Annette Pehnt stellt ihr Schreibmaskottchen vor, den irischen König Sweeney

Signierstunde im Anschluss an den Vortrag

- Nils Ebert

Pilgerreise verspricht neues Leben

Annette Pehnt eröffnet Poetikprofessur 2011

Annette Pehnt behandelte im ersten von vier Vorträgen der Poetikprofessur 2011 am 9. Juni das Thema Rand und Mitte und las aus eigenen und fremden Texten. Die Vortragsreihe steht insgesamt unter dem Titel Evagatorium | Umhergeschweift: Schreiben als Pilgerschaft, und so begann die Poetikprofessorin mit einer allgemeinen Einführung in die Pilgerliteratur: Titelgebend für die diesjährige Poetikprofessur ist Felix Fabris Evagatorium von 1480, ein frühneuzeitlicher Bericht über eine Pilgerreise in das Heilige Land. Fabri war Dominikaner-Mönch in der Reichsstadt Ulm, wo er 1502 im Alter von 60 Jahren starb. Pehnt schilderte in ihrem Vortrag die Schwierigkeiten, mit denen sich Fabri konfrontiert sah, und hob die lebensbedrohlichen Umstände hervor, die eine Pilgerreise nach Jerusalem im 15. Jahrhundert mit sich bringen konnte: Seekrankheit, Überfälle, Verletzungen, Seuchen.

Schreiben als Pilgerschaft

Annette Pehnt sieht in der Pilgermetapher eine grundlegende Gemeinsamkeit ihrer Texte, die neben Romanen und Erzählungen auch Essays und Kinderbücher umfassen. „An diesen vier Abenden werden Sie mein Schreiben als Pilgerreise kennenlernen“, versprach die Autorin, die bereits mehrfach ausgezeichnet wurde, so unter anderem mit dem aspekte Preis, dem Preis der Jury des Klagenfurter Ingeborg-Bachmann-Wettbewerbs und dem Italo-Svevo-Preis für herausragende deutschsprachige Autorinnen und Autoren. Entgegen aller Widrigkeiten und Risiken sei das Großartige am Pilgern immer schon gewesen, dass es eine Bewegungsrichtung gebe, idealerweise zum Besseren, verdeutlichte die Poetikprofessorin. Und so locke auch jedes Pilgerbuch mit dem Versprechen einer inneren Reinigung, eines neuen Lebens im alten Leben. Alles was man tun müsse, sei, einen neuen Weg zu gehen.

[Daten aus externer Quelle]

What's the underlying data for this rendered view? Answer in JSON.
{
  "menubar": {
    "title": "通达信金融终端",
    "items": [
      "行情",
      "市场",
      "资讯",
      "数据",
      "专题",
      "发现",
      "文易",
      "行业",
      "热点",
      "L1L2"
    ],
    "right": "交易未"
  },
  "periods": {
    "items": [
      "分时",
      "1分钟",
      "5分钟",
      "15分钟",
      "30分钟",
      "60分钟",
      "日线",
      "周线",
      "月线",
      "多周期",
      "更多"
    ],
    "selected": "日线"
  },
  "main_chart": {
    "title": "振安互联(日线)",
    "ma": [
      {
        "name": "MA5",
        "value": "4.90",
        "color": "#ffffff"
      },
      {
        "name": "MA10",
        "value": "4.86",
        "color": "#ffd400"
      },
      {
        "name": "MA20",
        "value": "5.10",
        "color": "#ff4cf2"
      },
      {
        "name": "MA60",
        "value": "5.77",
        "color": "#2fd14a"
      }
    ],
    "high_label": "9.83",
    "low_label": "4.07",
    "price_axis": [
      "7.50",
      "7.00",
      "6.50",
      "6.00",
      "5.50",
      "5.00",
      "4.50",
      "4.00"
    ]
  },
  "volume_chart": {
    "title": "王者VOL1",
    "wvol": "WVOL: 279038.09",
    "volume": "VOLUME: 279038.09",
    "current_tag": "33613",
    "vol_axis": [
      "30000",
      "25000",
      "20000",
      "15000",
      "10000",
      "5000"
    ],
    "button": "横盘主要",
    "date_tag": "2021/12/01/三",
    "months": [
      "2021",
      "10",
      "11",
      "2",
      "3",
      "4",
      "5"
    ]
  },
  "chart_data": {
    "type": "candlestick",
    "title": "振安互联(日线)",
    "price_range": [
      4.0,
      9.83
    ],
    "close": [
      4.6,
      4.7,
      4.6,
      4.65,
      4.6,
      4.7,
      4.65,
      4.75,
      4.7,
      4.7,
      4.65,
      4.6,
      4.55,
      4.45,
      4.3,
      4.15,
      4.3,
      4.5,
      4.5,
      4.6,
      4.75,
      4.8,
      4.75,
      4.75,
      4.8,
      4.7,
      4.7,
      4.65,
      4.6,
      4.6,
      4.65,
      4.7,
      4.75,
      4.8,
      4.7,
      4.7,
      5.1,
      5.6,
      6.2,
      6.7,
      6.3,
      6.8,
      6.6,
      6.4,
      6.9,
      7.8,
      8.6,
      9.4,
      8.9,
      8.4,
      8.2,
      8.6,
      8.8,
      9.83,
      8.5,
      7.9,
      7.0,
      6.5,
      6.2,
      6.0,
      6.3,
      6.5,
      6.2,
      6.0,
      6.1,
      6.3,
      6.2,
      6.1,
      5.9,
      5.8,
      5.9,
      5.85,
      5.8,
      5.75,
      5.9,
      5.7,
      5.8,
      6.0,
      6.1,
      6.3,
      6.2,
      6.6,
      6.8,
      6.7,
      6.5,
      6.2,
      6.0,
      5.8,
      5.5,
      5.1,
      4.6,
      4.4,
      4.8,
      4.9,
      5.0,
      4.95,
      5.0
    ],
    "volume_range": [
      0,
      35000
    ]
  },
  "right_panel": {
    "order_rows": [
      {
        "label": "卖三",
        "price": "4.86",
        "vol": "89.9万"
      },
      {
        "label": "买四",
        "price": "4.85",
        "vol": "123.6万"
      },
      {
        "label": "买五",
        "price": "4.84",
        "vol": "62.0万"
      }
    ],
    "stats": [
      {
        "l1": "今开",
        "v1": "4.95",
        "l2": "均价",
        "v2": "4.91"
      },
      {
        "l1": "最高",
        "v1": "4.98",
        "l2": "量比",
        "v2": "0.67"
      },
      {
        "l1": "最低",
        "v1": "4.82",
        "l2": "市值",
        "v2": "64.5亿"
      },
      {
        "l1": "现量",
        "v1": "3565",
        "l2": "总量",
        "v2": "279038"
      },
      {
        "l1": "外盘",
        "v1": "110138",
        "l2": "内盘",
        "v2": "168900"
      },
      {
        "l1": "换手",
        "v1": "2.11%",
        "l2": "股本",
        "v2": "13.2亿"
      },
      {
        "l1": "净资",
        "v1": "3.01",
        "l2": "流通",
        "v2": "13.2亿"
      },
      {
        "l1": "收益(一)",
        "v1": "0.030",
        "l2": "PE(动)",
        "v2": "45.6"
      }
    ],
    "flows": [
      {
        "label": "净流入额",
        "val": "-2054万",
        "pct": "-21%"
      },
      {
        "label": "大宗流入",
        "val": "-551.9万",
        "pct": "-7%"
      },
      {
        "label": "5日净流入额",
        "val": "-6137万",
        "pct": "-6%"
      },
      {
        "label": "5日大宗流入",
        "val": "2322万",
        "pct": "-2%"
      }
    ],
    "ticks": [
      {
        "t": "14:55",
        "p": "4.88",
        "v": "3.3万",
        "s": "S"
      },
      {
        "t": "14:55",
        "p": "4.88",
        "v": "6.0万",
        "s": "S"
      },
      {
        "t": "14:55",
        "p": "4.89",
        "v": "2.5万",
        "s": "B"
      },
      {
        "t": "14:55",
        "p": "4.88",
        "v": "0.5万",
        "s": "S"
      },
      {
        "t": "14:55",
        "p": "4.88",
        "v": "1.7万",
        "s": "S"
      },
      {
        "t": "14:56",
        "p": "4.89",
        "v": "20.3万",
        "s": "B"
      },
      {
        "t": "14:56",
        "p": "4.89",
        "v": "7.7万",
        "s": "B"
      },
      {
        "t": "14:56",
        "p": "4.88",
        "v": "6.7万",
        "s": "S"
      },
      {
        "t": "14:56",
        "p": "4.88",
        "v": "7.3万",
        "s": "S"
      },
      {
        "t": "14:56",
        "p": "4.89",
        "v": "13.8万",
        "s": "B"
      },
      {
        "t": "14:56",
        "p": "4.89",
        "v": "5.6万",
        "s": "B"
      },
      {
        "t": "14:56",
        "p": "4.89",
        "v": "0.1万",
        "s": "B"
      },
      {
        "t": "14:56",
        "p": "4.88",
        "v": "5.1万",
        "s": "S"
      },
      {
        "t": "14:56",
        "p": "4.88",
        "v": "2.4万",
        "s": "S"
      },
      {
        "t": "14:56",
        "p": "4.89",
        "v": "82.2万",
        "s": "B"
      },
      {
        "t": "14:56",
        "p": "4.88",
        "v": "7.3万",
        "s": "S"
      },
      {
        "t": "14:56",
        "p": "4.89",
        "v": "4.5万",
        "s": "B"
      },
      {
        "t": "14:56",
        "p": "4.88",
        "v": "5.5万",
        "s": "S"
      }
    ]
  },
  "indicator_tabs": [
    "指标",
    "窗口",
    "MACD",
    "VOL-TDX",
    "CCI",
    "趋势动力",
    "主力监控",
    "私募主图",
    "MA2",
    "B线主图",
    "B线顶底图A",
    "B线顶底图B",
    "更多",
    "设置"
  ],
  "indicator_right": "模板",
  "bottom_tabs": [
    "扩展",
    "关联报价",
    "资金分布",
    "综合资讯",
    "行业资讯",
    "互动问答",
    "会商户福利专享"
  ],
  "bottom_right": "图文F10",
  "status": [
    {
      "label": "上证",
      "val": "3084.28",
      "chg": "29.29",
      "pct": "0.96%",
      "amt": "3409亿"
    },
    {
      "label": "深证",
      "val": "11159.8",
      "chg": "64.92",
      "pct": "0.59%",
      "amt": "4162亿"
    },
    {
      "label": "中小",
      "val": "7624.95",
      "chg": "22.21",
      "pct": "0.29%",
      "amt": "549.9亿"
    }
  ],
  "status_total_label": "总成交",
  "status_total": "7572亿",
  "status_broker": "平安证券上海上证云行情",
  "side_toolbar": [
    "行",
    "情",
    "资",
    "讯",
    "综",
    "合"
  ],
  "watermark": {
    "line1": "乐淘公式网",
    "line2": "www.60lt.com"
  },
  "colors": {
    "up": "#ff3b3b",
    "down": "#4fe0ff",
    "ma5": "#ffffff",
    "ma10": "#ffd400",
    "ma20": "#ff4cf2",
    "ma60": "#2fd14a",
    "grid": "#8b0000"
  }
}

Ihre Poetikprofessur versteht die Autorin als eine Art Pilgerbuch mit vier Stationen. Am Auftaktabend stellte sie anhand unterschiedlicher Texte anderer Autoren zwei Arten des Pilgerns vor, um danach die Pilgermetapher in ihrem eigenen Werk zu analysieren: Zum einen gebe es die konkrete, die „real-fußgängerische“ Pilgerreise wie in Fabris Evagatorium aber auch in Hape Kerkelings Bestseller Ich bin dann mal weg von 2009. Daneben stehe die allegorische, die innere Pilgerschaft, wie sie sich in John Bunyans Pilgrim's Progress Ende des 17. Jahrhunderts finde. Ein Pilger namens Christ werde hier auf eine innere Reise zur ewigen Seligkeit geschickt. Entsprechend seien die Landschaften, durch die sich der Protagonist bewege, allegorisch aufgeladen. Jeder Wald und jeder Hügel stehe für einen seelischen Zustand, eine sündige Verlockung oder moralische Verfehlung. Die Geschichten der Poetikprofessorin behandeln vor allem die zweite, allegorische Art des Pilgerns. Ihre literarischen Figuren sind meist auf der Suche nach einem besseren, erfüllteren Leben.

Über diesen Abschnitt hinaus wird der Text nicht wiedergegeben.